Those who read these pages will feel that there is little hope for humanity, but the remedy has been found, and can be quickly and mercifully applied. A rigid system of selection through the elimination of those who are weak or unfit—in other words, social failures—would solve the whole question in a century, as well as enable us to get rid of the undesirables who crowd our jails, hospitals and insane asylums. The individual himself can be nourished, educated and protected by the community during his lifetime, but the state through sterilization must see to it that his line stops with him or else future generations will be cursed with an ever increasing load of victims of misguided sentimentalism. This is a practical, merciful and inevitable solution of the whole problem and can be applied to an ever widening circle of social discards, beginning always with the criminal, the diseased and the insane and extending gradually to types which may be called weaklings rather than defectives and perhaps ultimately to worthless race types.
Efforts to increase the birth rate of the genius producing classes of the community, while most desirable, encounter great difficulties. In such efforts we encounter social conditions over which we have as yet no control. It was tried two thousand years ago by Augustus and his efforts to avert race suicide and the extinction of the old Roman stock were singularly prophetic of what some far seeing men are attempting in order to preserve the race of native Americans of Colonial descent.
Man has the choice of two methods of race improvement. He can breed from the best or he can eliminate the worst by segregation or sterilization. The first method was adopted by the Spartans, who had for their national ideals military efficiency and the virtues of self-control, and along these lines the results were completely successful. Under modern social conditions it would be extremely difficult in the first instance to determine which were the most desirable types, except in the most general way and even if a satisfactory selection were finally made, it would be in a democracy a virtual impossibility to limit by law the right to breed to a privileged and chosen few.
Interesting efforts to improve the quality as well as the quantity of the population, however, will probably be made in more than one country after the war has ended.
Experiments in limiting reproduction to the undesirable classes were unconsciously made in mediæval Europe under the guidance of the church. After the fall of Rome social conditions were such that all those who loved a studious and quiet life were compelled to seek refuge from the violence of the times in monastic institutions and upon such the church imposed the obligation of celibacy and thus deprived the world of offspring from these desirable classes.
In the Middle Ages, through persecution resulting in actual death, life imprisonment and banishment, the free thinking, progressive and intellectual elements were persistently eliminated over large areas, leaving the perpetuation of the race to be carried on by the brutal, the servile and the stupid. It is now impossible to say to what extent the Roman Church by these methods has impaired the brain capacity of Europe, but in Spain alone, for a period of over three centuries from the years 1471 to 1781, the Inquisition condemned to the stake or imprisonment an average of 1,000 persons annually. During these three centuries no less than 32,000 were burned alive and 291,000 were condemned to various terms of imprisonment and other penalties and 17,000 persons were burned in effigy, representing men who had died in prison or had fled the country.
No better method of eliminating the genius producing strains of a nation could be devised and if such were its purpose the result was eminently satisfactory, as is demonstrated by the superstitious and unintelligent Spaniard of to-day. A similar elimination of brains and ability took place in northern Italy, in France and in the Low Countries, where hundreds of thousands of Huguenots were murdered or driven into exile.
Under existing conditions the most practical and hopeful method of race improvement is through the elimination of the least desirable elements in the nation by depriving them of the power to contribute to future generations. It is well known to stock breeders that the color of a herd of cattle can be modified by continuous destruction of worthless shades and of course this is true of other characters. Black sheep, for instance, have been practically obliterated by cutting out generation after generation all animals that show this color phase, until in carefully maintained flocks a black individual only appears as a rare sport.

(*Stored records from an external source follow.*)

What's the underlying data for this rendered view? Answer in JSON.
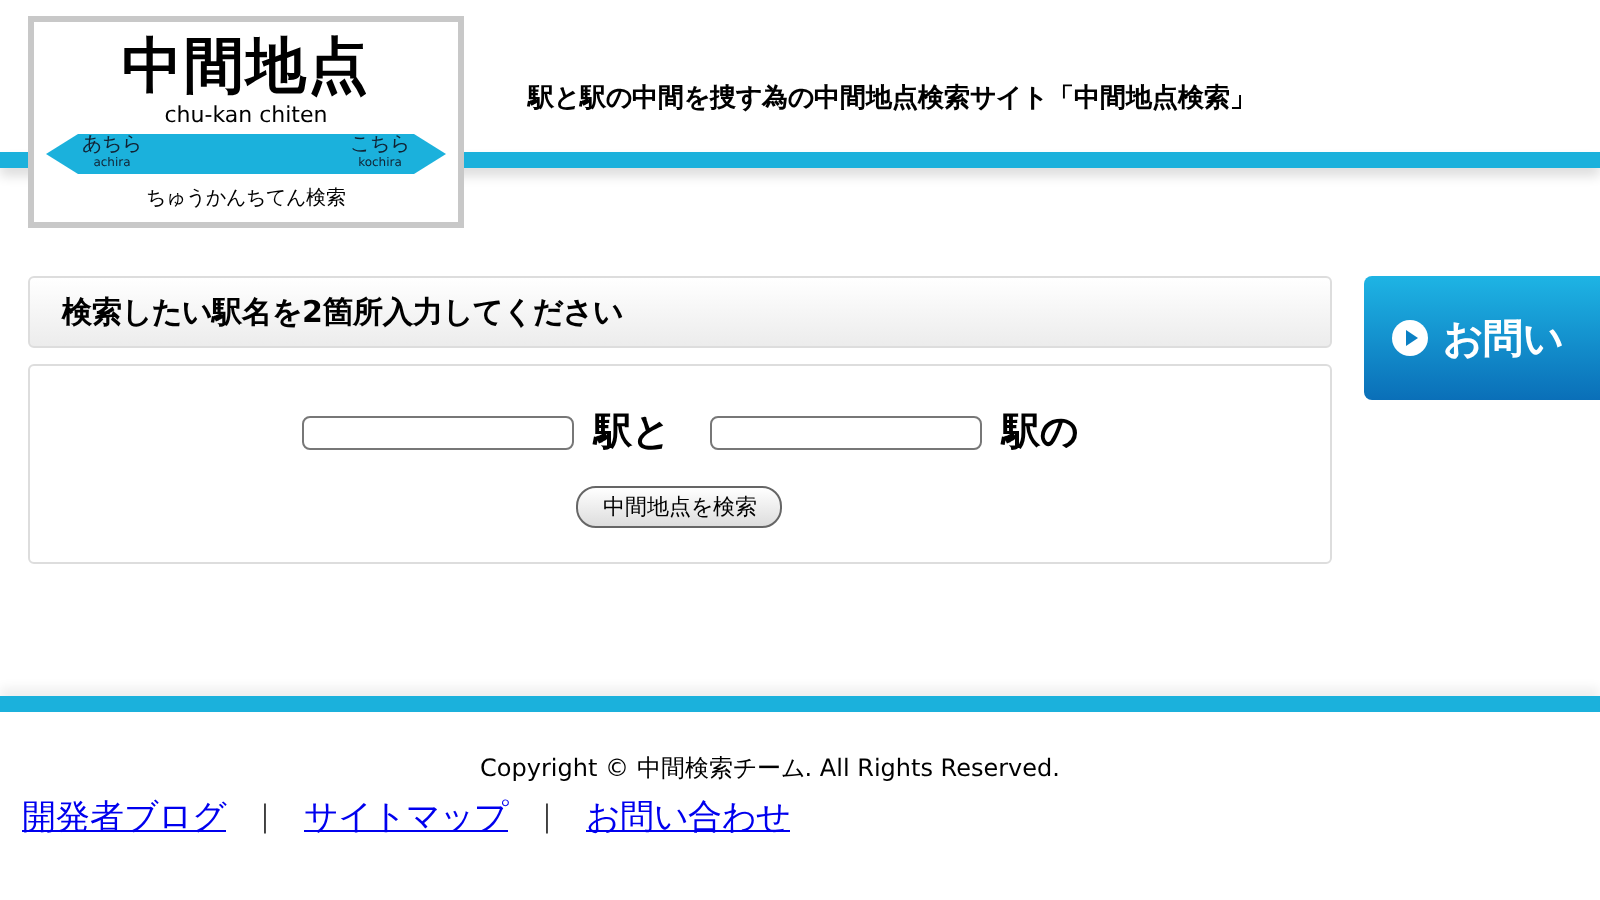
{
  "logo": {
    "title": "中間地点",
    "romaji": "chu-kan chiten",
    "left_station": "あちら",
    "left_romaji": "achira",
    "right_station": "こちら",
    "right_romaji": "kochira",
    "subtitle": "ちゅうかんちてん検索"
  },
  "tagline": "駅と駅の中間を捜す為の中間地点検索サイト「中間地点検索」",
  "search_panel": {
    "heading": "検索したい駅名を2箇所入力してください",
    "fields": [
      {
        "suffix": "駅と"
      },
      {
        "suffix": "駅の"
      }
    ],
    "button": "中間地点を検索"
  },
  "side_button": "お問い",
  "footer": {
    "copyright": "Copyright © 中間検索チーム. All Rights Reserved.",
    "links": [
      "開発者ブログ",
      "サイトマップ",
      "お問い合わせ"
    ],
    "separator": "｜"
  }
}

In mankind it would not be a matter of great difficulty to secure a general consensus of public opinion as to the least desirable, let us say, ten per cent of the community. When this unemployed and unemployable human residuum has been eliminated together with the great mass of crime, poverty, alcoholism and feeblemindedness associated therewith it would be easy to consider the advisability of further restricting the perpetuation of the then remaining least valuable types. By this method mankind might ultimately become sufficiently intelligent to choose deliberately the most vital and intellectual strains to carry on the race.
In addition to selection by climatic environment man is now, and has been for ages, undergoing selection through disease. He has been decimated throughout the centuries by pestilences such as the black death and bubonic plague. In our fathers’ days yellow fever and smallpox cursed humanity. These plagues are now under control, but similar diseases now regarded as mere nuisances to childhood, such as measles, mumps and scarlatina, are terrible scourges to native populations without previous experience with them. Add to these smallpox and other white men’s diseases and one has the great empire builders of yesterday. It was not the swords in the hands of Columbus and his followers that decimated the American Indians, it was the germs that his men and their successors brought over, implanting the white man’s maladies in the red man’s world. Long before the arrival of the Puritans in New England, smallpox had flickered up and down the coast until the natives were but a broken remnant of their former numbers.